Cette lettre ouverte, également signée par l'adjointe à la Maire de Paris en charge de l'égalité femmes hommes Hélène Bidard et le Collectif national pour les droits des femmes, est un mouvement de protestation à l'encontre de Roman Polanski et de la prestigieuse réception de son oeuvre. "12 nominations pour le J'accuse de Polanski. 12, comme le nombre de femmes qui l'accusent de viols pédocriminels. Par ces 12 nominations, le monde du cinéma a apporté un soutien franc et inconditionnel à un violeur en cavale, qui a reconnu avoir drogué et violé une enfant de 13 ans et a fui la justice américaine", fustigent les signataires de cette tribune.
A en lire cette lettre ouverte, le réalisateur "utilise sa notoriété, instrumentalise l'affaire Dreyfus [au coeur du film "J'accuse", ndrl] pour se réhabiliter et se poser en victime, alors qu'il est bourreau". Et tout cela n'a que trop duré.

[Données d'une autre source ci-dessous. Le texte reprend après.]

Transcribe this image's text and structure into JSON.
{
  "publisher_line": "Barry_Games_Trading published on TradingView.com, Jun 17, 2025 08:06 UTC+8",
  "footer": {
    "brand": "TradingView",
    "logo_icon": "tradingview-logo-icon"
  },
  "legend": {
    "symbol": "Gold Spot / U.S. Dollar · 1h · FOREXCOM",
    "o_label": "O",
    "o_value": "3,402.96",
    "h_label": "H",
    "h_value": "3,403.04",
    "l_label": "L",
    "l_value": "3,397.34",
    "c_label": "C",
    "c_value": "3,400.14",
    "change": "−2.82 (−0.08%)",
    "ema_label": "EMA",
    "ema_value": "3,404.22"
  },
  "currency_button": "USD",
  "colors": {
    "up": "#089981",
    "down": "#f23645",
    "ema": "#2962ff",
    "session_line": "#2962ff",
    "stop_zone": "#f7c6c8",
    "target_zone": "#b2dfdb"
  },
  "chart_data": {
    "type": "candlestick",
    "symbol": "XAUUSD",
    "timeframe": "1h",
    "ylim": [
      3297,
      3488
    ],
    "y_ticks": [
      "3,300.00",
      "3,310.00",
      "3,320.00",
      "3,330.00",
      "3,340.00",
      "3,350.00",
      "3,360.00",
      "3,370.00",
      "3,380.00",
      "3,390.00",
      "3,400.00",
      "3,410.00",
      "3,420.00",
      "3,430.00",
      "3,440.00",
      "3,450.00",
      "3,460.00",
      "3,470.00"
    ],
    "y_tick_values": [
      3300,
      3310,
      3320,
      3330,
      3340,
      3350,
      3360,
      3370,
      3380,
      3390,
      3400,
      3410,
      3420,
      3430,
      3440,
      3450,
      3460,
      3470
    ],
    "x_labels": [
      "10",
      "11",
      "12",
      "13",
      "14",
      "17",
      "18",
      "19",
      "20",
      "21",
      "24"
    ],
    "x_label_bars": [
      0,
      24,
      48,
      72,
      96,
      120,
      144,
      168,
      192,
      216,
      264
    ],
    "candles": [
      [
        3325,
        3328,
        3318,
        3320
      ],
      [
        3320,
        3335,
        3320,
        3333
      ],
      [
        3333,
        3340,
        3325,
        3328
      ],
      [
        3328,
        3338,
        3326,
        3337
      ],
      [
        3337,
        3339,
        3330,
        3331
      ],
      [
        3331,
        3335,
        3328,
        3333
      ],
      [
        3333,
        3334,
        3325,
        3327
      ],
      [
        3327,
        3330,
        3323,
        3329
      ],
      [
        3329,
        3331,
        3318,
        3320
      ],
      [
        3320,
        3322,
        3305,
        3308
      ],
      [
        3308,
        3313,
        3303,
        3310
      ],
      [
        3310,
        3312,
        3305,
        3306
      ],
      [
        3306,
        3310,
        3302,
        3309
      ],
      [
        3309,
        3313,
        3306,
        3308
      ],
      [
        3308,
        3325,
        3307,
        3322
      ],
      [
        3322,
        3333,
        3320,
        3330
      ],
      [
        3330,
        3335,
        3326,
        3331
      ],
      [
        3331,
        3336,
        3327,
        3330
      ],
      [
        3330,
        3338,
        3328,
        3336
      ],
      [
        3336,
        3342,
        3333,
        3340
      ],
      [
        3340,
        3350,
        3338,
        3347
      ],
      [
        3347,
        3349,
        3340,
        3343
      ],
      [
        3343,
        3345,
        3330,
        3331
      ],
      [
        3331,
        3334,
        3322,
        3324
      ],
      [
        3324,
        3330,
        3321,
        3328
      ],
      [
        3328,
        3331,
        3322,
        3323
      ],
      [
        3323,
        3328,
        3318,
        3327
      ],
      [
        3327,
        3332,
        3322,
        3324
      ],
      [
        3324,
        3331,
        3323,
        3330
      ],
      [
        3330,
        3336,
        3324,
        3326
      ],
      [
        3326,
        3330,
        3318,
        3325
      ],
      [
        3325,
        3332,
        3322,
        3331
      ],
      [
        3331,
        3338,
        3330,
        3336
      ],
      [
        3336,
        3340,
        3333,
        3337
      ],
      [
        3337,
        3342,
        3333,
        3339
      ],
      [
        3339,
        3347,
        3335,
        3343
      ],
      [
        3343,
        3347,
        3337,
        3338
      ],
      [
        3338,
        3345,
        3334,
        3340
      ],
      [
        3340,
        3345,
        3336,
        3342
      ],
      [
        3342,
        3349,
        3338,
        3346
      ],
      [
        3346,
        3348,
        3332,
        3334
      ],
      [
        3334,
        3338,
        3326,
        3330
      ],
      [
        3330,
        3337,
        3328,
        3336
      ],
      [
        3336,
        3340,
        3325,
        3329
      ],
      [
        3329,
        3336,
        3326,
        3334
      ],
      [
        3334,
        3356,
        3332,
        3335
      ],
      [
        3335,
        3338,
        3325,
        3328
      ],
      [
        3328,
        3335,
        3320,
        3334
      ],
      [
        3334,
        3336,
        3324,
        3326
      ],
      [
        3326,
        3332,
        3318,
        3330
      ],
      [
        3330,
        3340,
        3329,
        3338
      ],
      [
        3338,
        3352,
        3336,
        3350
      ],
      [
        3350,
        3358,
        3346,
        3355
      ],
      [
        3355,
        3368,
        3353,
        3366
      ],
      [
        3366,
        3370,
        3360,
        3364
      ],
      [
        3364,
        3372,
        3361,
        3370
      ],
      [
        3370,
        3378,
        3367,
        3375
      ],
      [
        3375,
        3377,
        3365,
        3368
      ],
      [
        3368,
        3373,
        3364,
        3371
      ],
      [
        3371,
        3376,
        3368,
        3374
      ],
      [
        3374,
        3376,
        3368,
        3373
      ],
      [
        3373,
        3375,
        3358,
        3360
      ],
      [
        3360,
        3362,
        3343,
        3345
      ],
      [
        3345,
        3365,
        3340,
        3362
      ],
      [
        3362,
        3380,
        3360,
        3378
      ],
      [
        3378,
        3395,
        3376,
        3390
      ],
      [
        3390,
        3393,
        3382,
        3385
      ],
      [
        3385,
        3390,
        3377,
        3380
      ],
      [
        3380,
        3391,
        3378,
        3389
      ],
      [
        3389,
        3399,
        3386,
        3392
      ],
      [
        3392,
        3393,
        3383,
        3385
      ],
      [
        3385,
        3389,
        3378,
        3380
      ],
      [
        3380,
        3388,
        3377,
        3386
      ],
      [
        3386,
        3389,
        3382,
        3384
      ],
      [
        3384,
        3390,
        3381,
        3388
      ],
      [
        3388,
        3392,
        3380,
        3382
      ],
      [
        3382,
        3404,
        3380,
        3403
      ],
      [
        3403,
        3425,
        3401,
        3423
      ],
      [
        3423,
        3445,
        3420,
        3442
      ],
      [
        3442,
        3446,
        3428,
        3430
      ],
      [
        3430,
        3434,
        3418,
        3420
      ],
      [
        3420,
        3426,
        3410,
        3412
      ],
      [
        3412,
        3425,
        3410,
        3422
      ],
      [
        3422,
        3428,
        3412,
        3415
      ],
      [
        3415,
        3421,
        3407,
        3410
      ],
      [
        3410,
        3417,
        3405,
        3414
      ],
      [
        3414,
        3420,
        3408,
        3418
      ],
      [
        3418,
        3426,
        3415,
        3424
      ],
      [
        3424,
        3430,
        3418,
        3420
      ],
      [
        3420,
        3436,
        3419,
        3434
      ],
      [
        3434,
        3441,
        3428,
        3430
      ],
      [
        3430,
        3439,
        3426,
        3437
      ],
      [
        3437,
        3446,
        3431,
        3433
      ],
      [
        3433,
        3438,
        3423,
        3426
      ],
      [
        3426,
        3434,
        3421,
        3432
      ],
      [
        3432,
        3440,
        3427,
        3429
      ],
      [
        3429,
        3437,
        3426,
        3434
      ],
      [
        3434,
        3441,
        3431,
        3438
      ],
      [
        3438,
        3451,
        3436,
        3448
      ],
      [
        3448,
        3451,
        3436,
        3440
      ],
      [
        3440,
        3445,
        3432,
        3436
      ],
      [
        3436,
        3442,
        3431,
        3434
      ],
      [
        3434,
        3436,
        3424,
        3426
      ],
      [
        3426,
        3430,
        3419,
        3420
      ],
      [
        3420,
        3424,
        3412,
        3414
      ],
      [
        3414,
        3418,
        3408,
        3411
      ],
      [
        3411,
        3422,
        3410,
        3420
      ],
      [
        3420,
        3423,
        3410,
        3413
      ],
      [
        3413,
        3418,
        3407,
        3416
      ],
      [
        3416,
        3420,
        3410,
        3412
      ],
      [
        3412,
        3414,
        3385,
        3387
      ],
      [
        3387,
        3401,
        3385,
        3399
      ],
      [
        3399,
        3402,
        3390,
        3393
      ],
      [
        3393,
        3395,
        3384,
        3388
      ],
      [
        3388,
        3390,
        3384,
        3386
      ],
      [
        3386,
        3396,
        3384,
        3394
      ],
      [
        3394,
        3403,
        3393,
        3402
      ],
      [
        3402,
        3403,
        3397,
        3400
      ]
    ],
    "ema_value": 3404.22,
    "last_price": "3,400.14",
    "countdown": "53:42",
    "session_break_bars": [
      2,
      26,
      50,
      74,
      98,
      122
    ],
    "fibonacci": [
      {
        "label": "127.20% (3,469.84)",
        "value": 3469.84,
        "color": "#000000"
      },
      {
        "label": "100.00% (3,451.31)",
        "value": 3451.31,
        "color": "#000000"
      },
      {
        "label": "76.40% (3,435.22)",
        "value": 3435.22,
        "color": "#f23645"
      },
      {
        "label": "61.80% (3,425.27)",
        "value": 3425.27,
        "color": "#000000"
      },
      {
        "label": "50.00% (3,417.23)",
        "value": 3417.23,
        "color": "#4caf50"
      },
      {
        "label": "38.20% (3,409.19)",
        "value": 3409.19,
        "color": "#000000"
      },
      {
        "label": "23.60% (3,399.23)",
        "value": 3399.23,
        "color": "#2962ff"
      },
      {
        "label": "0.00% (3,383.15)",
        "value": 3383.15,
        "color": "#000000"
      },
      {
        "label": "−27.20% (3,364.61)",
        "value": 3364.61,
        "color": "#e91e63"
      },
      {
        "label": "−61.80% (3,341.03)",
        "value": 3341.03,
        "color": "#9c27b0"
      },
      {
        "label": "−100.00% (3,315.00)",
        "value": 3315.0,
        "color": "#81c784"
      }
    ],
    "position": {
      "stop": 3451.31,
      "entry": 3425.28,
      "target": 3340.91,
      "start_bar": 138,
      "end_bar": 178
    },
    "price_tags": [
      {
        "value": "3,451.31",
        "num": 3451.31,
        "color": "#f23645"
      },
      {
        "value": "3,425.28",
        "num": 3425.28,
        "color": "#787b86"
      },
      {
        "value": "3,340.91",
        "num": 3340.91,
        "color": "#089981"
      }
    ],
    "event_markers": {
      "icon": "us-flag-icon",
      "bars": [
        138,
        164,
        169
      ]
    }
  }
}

C'est pour cela qu'aujourd'hui, associations et personnalités féministes se donnent rendez-vous le 28 février, à 18h, à la cérémonie des César, devant la salle Pleyel. Le but de ce rassemblement sororal ? "Appeler à dire NON à la célébration d'un violeur qui silencie les victimes", avance la tribune. Tout en rappelant qu'à l'heure où Harvey Weinstein se trouve au tribunal de Manhattan, dans le cadre d'un procès historique qui pourrait le conduire à l'emprisonnement à perpétuité, il semble d'autant plus anormal de tresser des lauriers à "un violeur pédocriminel en fuite". "Il s'agit de justice, pas de morale. Plus d'hypocrisie. En 2020, vous avez la responsabilité de prendre position et de refuser de décorer un violeur pédocriminel qui se pose en victime", achèvent avec virulence les signataires.
Au creux de ces lignes gravite une réflexion, percutante et fédératrice : "Dépolitiser le réel, c'est le repolitiser au profit de l'oppresseur". Cette assertion est celle d'Adèle Haenel. En 2019, le témoignage bouleversant de la comédienne a (r)éveillé la colère comme l'espoir : celui d'un #MeToo à la française, d'une brèche enfin ouverte sur les abus inhérents au monde du cinéma français. C'était en novembre dernier. Quelques mois plus tard, et malgré le mouvement de boycott féministe initié à Paris à l'encontre de l'exploitation en salles de J'accuse, l'éventuel sacre de Roman Polanski met à mal cette lutte contre "l'oppresseur". D'où l'importance de hausser la voix.
"L'impunité dont jouit cet homme malgré les très nombreuses accusations de viols à son encontre doit cesser", affirmait il y a peu le mouvement #BoycottPolanski. A la fin du mois, il faut s'attendre à ce que ces mots résonnent à quelques enjambées seulement des précieuses statuettes dorées.